Desde 1975, con la operación Cóndor, el ejército ha sido parte de la ambigua y desastrosa guerra contra las drogas impuesta por los Estados Unidos y no ha diferenciado su actuar de la manera en la que enfrentó la guerra sucia contra las guerrillas de aquellos tiempos. Nunca los derechos humanos han sido la guía de su proceder. Las fuerzas armadas mexicanas son una organización del antiguo régimen que no han vivido un proceso de reforma para adecuarlas a las condiciones de la democracia y el respeto al orden jurídico. Durante décadas, su utilización no requirió de regulación alguna, pues estaban regidas por la arbitrariedad del presidente en turno: fueron un pilar del autoritarismo.

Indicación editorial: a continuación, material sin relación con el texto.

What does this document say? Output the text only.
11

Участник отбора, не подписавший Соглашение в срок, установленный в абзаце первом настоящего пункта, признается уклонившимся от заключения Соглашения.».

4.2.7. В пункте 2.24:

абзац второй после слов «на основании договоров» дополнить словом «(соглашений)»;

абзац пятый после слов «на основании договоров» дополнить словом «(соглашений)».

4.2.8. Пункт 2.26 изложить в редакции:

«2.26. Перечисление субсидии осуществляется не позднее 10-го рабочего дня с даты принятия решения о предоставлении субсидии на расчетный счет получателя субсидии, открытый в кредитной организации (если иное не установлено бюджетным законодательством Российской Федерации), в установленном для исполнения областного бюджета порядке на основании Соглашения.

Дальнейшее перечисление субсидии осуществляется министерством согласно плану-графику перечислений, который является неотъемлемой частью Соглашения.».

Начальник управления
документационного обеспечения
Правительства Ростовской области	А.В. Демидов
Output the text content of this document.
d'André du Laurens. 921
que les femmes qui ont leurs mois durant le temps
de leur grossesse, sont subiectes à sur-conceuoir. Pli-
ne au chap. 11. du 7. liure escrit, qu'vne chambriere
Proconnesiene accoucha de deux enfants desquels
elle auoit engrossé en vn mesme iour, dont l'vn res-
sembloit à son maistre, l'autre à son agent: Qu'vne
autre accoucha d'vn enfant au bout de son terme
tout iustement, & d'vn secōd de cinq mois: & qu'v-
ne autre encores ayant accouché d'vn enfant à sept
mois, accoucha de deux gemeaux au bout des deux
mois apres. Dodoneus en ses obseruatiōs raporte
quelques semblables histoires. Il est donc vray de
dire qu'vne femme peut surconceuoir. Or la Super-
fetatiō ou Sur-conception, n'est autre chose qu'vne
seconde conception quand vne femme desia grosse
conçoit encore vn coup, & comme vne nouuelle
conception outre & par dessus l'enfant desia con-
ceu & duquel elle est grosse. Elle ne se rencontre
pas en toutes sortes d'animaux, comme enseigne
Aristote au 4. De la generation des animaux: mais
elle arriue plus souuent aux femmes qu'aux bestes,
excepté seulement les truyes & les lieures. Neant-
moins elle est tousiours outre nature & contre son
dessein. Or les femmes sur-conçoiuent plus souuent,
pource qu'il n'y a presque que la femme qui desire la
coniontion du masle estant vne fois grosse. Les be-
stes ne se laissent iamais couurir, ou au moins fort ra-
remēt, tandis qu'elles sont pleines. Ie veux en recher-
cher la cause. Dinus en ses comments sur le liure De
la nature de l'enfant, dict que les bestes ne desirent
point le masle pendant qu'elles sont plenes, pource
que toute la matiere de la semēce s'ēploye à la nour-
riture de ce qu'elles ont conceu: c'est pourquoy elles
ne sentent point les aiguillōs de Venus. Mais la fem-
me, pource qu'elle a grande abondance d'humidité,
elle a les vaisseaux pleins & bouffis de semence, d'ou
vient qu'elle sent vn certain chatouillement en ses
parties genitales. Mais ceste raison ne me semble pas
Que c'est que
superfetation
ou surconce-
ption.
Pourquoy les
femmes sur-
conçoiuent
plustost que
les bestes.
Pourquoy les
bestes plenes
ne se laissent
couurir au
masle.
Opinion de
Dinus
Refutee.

La discusión actual sobre la regulación del uso de las fuerzas armadas en tareas de seguridad pública debe concluir con una legislación que ajuste su actuar a las condiciones de una democracia constitucional y debería ser el primer paso de una reforma que replantee su papel en el Estado mexicano de hoy y elimine sus características anómalas, como el hecho de que sean los militares mismos los responsables de la política de defensa. Los jefes militares de la marina y el ejército no tienen por qué ocupar las secretarías del ramo: deberían ser meros jefes de sus estados mayores, con un secretario de la Defensa civil, como ocurre en todas las democracias consolidadas.